I put this video into my “We need a globalist party” playlist. The playlist is an old idea I need to revive. The fact is that our three 20th century titans will need some restraining, and as my comment section indicates, they are unlikely to do it to themselves. In the mid 20th century institutions like the United Nations had a real moral authority that they could use to motivate grass roots shaming of great power crimes. That ability to hold the great powers to account has faded away. We probably need it back.
The question asked by this video may seem ridiculous, or even horrifying. The United States has waged a relentless war on Muslim countries for two, based on the terrorist activities of a few individuals and ideologies that were just as much inspired by the US intelligence community as they were by any religion. From Iraq, to Yemen to Somalia and Libya it’s a pretty horrifying legacy.
But it could be so much worse. In this video I argue that the Devil world-wide Islam knows is vastly preferable to the devil it does not know. Both China and India have demonstrated in recent years that their approach to their own Muslim minorities is awful. As their power grows this treatment will extend to Muslims worldwide. In the months since I made this video, this has only gotten more apparent, with India’s new repression of the Muslims of Kashmir, to Modi’s (very related to Kashmir) growing closeness with the most repressive elements of the Israeli government.
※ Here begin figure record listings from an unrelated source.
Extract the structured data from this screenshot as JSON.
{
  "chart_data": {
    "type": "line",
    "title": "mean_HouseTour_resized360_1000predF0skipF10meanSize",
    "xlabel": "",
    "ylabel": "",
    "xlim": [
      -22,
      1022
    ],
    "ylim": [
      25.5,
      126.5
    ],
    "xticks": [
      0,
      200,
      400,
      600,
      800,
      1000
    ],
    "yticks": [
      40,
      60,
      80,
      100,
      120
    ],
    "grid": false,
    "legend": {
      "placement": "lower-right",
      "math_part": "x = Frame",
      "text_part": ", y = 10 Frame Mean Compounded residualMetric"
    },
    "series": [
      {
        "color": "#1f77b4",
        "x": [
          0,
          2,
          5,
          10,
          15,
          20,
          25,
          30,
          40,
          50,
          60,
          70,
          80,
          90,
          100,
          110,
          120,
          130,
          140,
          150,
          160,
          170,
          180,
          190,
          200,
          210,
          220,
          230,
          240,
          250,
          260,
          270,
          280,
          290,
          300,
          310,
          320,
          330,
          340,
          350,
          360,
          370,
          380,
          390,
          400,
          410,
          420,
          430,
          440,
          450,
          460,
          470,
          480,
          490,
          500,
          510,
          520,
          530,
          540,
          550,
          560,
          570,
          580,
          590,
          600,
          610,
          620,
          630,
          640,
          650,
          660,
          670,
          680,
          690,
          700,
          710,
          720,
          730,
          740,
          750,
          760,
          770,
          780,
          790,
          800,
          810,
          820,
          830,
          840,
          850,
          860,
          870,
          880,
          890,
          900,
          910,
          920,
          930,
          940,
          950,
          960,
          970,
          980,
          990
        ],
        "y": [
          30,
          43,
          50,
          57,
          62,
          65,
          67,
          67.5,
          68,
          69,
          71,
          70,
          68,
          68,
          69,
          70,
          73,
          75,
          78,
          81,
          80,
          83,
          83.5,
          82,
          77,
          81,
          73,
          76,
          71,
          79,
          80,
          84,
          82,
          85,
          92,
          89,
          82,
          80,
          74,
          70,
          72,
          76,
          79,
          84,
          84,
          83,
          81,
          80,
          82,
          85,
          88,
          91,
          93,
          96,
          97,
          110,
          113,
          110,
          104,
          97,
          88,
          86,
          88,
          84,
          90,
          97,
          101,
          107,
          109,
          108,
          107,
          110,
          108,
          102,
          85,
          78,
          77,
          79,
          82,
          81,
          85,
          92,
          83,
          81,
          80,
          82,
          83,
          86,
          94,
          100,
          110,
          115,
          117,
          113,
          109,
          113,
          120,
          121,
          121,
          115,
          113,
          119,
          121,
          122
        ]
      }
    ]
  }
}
At the end of today’s video I allude to a very basic principle that shouldn’t need explanation, but kind of does. Put simply: Conflict is bad. It’s not always bad, of course. Competition can be tremendously helpful. It can inspire us, and help us achieve new and better things as a species. My hope is that China and the US will be goading each other on for centuries, out to Mars and beyond. But this healthy competitive process can be corrupted.
There are a number of relationships, that the US government carefully maintains, that have fallen into permanent disrepair. Healthy competition has devolved into useless dick waving contests, and pointless geopolitical chess games that kill people. The US-Iran relationship is the classic example, North Korea is another. The greatest tragedy of this decade is the fact that another relationship, between the US and Russia, has fallen into this pattern as well. Relationships can have virtuous or vicious cycles going on, and relations with all these countries are quite vicious.
I tend to blame the US for this, but it does take two to tango, and there are hardline elements in all our manufactured enemies that help to keep the vicious cycles going. And it really is a collaborative effort. Iran’s theocratic regime can’t exist without the US defense industry funded war-mongering think tanks and politicians, and vice versa. We have gotten to a deeply sad point where the only people who have trusted expertise on these issues are perpetuators of the vicious cycle with Iran. Figuring out how to unscrew those relationships is one of the missions of this channel. But it’s far better to avoid starting the disaster in the first place. It’d be really good if we could avoid getting into an Iran style vicious cycle with China. Today’s video on the Uyghurs ends with that plea.